In pursuit evasion games, each pursuer attempts to decrease the distance between evader and itself and capture the evader in minimum time, whereas the evader tries to increase the distance to escape from being captured. This project deals with evader and pursuer of equal speeds. Reinforcement learning algorithms, which involves an agent’s interaction with the environment to learn, are adopted to find a strategy for the evader to resist capture.
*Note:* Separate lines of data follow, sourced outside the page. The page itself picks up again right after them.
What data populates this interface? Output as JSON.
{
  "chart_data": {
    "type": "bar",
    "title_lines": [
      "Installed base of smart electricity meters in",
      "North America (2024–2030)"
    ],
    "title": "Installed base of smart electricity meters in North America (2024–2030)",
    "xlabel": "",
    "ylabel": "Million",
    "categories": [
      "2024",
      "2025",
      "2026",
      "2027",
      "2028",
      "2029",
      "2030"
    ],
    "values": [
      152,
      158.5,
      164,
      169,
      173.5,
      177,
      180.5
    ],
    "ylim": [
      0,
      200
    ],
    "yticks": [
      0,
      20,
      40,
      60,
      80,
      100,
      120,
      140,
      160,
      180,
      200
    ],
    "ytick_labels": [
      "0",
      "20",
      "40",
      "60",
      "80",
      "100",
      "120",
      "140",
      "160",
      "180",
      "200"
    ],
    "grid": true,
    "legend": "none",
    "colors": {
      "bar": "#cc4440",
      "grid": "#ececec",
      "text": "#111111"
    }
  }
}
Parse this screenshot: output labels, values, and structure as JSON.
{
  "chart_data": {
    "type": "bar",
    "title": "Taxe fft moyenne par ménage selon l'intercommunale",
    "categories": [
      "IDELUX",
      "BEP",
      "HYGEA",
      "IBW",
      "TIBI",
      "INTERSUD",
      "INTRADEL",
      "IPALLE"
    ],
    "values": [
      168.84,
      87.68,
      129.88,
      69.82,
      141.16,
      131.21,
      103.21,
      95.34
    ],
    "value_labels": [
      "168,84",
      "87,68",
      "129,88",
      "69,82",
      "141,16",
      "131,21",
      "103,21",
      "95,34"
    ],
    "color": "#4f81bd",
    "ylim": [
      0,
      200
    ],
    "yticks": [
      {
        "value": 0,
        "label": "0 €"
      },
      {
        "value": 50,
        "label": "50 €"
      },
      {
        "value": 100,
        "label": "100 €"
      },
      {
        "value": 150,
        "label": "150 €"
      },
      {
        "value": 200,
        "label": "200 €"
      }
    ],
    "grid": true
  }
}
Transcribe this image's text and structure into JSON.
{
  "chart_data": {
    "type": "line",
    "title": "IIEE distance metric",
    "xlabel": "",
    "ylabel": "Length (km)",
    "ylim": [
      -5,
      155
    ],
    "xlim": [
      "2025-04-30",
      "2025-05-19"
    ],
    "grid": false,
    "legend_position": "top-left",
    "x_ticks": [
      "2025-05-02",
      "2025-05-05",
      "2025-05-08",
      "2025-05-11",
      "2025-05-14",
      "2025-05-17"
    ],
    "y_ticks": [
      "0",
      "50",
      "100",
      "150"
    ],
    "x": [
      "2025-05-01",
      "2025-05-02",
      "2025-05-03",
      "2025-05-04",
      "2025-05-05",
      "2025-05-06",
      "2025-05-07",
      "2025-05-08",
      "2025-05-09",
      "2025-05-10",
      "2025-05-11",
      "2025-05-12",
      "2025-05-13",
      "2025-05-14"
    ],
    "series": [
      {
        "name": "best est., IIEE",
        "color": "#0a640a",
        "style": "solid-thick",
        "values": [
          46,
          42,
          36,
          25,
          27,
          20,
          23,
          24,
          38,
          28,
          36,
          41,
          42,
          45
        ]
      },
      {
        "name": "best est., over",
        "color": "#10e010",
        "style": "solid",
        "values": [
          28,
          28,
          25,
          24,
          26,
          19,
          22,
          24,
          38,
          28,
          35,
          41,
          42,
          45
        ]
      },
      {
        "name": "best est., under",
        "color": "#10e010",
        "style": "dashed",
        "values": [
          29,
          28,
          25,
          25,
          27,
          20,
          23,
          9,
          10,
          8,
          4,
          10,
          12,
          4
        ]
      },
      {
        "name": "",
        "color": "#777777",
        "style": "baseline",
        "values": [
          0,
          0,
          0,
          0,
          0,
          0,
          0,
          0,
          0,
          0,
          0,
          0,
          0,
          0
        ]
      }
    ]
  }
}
The experiments were performed on grid based environment of size 8x8 with
one pursuer and one evader. The grid has free cells, obstacles and goal. The
pursuer is equipped to follow the evader using an algorithm named A-star. The
evader uses Q-learning with artificial neural network to either reach the goal
or to keep resisting capture.
At each state except the terminal state, the
agent can move in four directions – up, right, left and down. Diagonal moves
are not possible. The world is not toroidal and hence the agent can’t fall off one
edge and emerge from the opposite end. If the agent is trying an action that
leads the agent to bump against an obstacle or an edge, the agent remains in the
same position. At the terminal state, which is the goal, the agent has no actions
and the game terminates.
Q-Learning coupled with a neural network was used for planning a path which is a
pursuit-evasion game with no pursuers and the evader moving from the inital node
to the terminal node. The success rate was 100%.
Simulation of pursuit-evasion game in a grid witout obstacles had a success rate of
92.4% for the evader. With obstacles, the success rate was 86.5% for the evader.